Once your swallowing disorder has been evaluated and diagnosed, your physician and speech pathologist will formulate a plan of care to improve your swallowing function. This might include modifying your diet so that foods and liquid are easier to swallow, using head postures and other strategies to increase comfort and safety during meals, and initiating a course of individualized outpatient swallowing therapy. However, if your swallowing problem cannot be improved with therapy, you may need surgery. There are a variety of different options to make eating and drinking easier. Read on below for therapeutic and surgical options.

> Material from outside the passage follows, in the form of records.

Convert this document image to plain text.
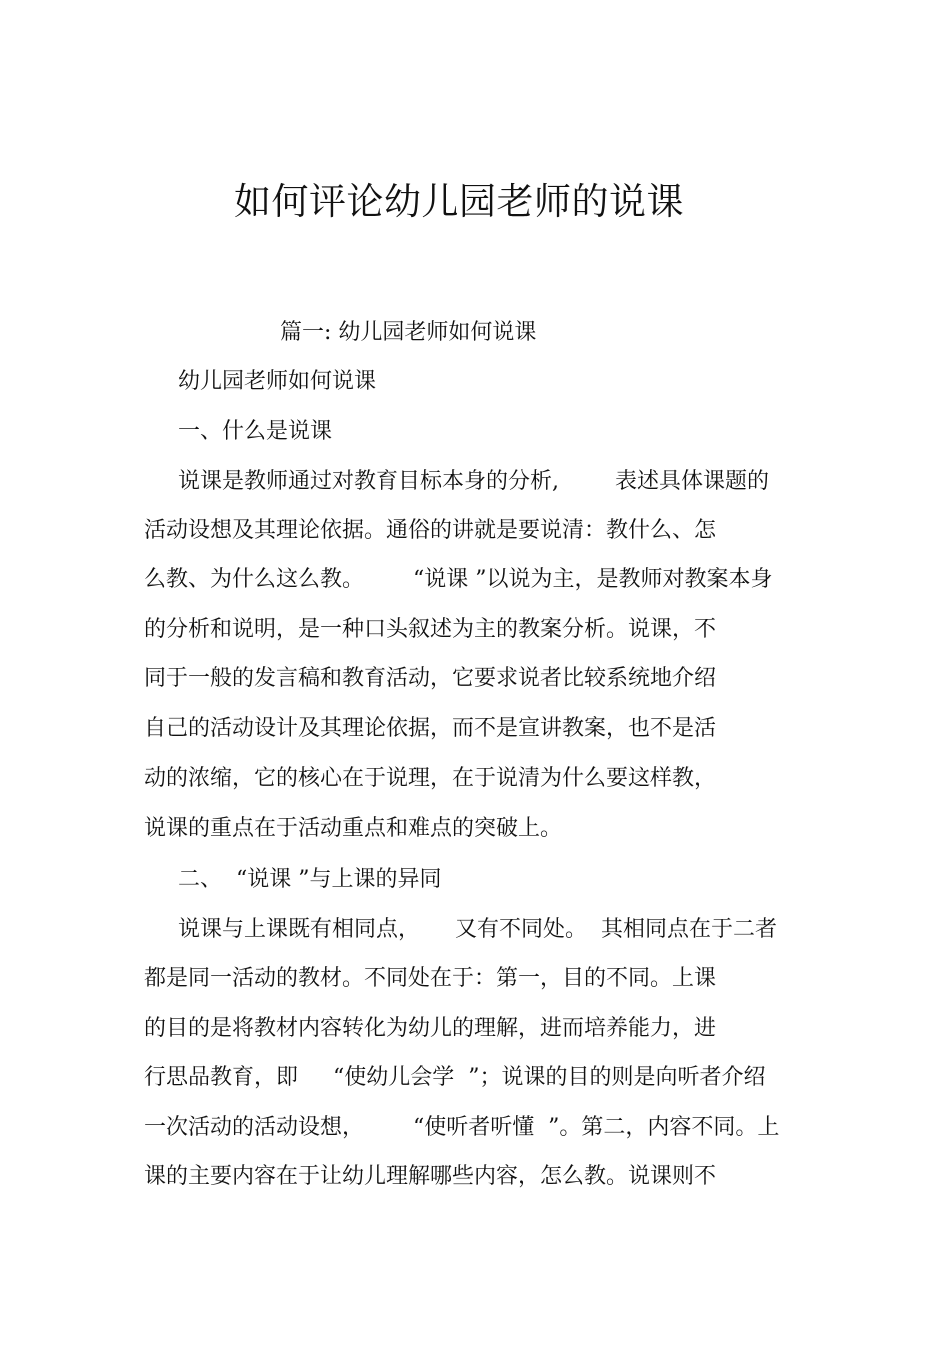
如何评论幼儿园老师的说课
篇一: 幼儿园老师如何说课
幼儿园老师如何说课
一、什么是说课
说课是教师通过对教育目标本身的分析,        表述具体课题的
活动设想及其理论依据。通俗的讲就是要说清：教什么、怎
么教、为什么这么教。       “说课 ”以说为主，是教师对教案本身
的分析和说明，是一种口头叙述为主的教案分析。说课，不
同于一般的发言稿和教育活动，它要求说者比较系统地介绍
自己的活动设计及其理论依据，而不是宣讲教案，也不是活
动的浓缩，它的核心在于说理，在于说清为什么要这样教，
说课的重点在于活动重点和难点的突破上。
二、  “说课 ”与上课的异同
说课与上课既有相同点，     又有不同处。  其相同点在于二者
都是同一活动的教材。不同处在于：第一，目的不同。上课
的目的是将教材内容转化为幼儿的理解，进而培养能力，进
行思品教育，即     “使幼儿会学  ”；说课的目的则是向听者介绍
一次活动的活动设想，       “使听者听懂  ”。第二，内容不同。上
课的主要内容在于让幼儿理解哪些内容，怎么教。说课则不
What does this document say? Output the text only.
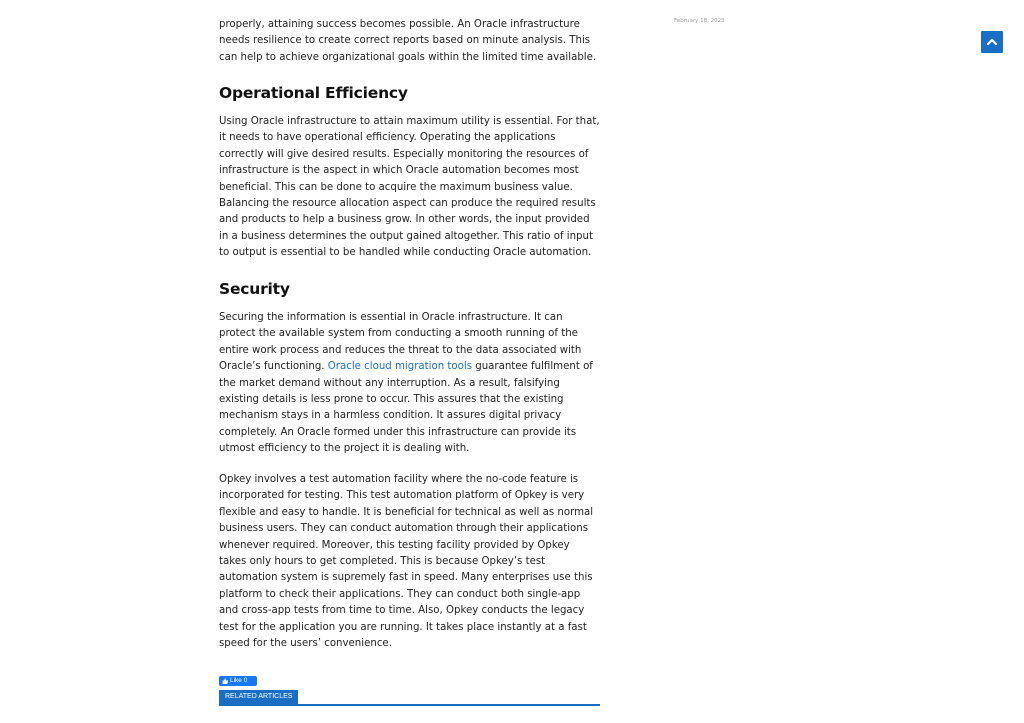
properly, attaining success becomes possible. An Oracle infrastructure needs resilience to create correct reports based on minute analysis. This can help to achieve organizational goals within the limited time available.

Operational Efficiency

Using Oracle infrastructure to attain maximum utility is essential. For that, it needs to have operational efficiency. Operating the applications correctly will give desired results. Especially monitoring the resources of infrastructure is the aspect in which Oracle automation becomes most beneficial. This can be done to acquire the maximum business value. Balancing the resource allocation aspect can produce the required results and products to help a business grow. In other words, the input provided in a business determines the output gained altogether. This ratio of input to output is essential to be handled while conducting Oracle automation.

Security

Securing the information is essential in Oracle infrastructure. It can protect the available system from conducting a smooth running of the entire work process and reduces the threat to the data associated with Oracle’s functioning. Oracle cloud migration tools guarantee fulfilment of the market demand without any interruption. As a result, falsifying existing details is less prone to occur. This assures that the existing mechanism stays in a harmless condition. It assures digital privacy completely. An Oracle formed under this infrastructure can provide its utmost efficiency to the project it is dealing with.

Opkey involves a test automation facility where the no-code feature is incorporated for testing. This test automation platform of Opkey is very flexible and easy to handle. It is beneficial for technical as well as normal business users. They can conduct automation through their applications whenever required. Moreover, this testing facility provided by Opkey takes only hours to get completed. This is because Opkey’s test automation system is supremely fast in speed. Many enterprises use this platform to check their applications. They can conduct both single-app and cross-app tests from time to time. Also, Opkey conducts the legacy test for the application you are running. It takes place instantly at a fast speed for the users’ convenience.

Like 0
RELATED ARTICLES
February 18, 2023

Therapeutic Treatments for Dysphagia

Swallowing Therapy

Swallowing therapy involves completing a variety of exercises to help strengthen the muscles of your tongue and throat so you can swallow more easily and safely. Clinician will typically see you for 4-6 sessions, 1 per week, to help you learn the exercises. It is important that you practice the exercises consistently at home in addition to work with your clinician. Our clinicians are trained in a range of both traditional and innovative therapy techniques.

Dietary Modifications

A modified diet means altering the texture of foods and liquids to make them easier and safer to swallow. For example, if you’ve had surgery to treat head and neck cancer, you may need to eat very soft foods that are easier for you to chew. If you’ve had a stroke and have trouble with liquids going down the “wrong pipe” it may be helpful to drink thickened liquids. A modified diet will be recommended following a swallowing evaluation with a speech-language pathologist (SLP).

Thickening Liquids 

Thickened liquids are modified with a special additive to make them safer to swallow. Do not thicken your liquids without a swallowing evaluation to see if this will help you. Your clinician will recommend the right thickness consistency and provide you more information.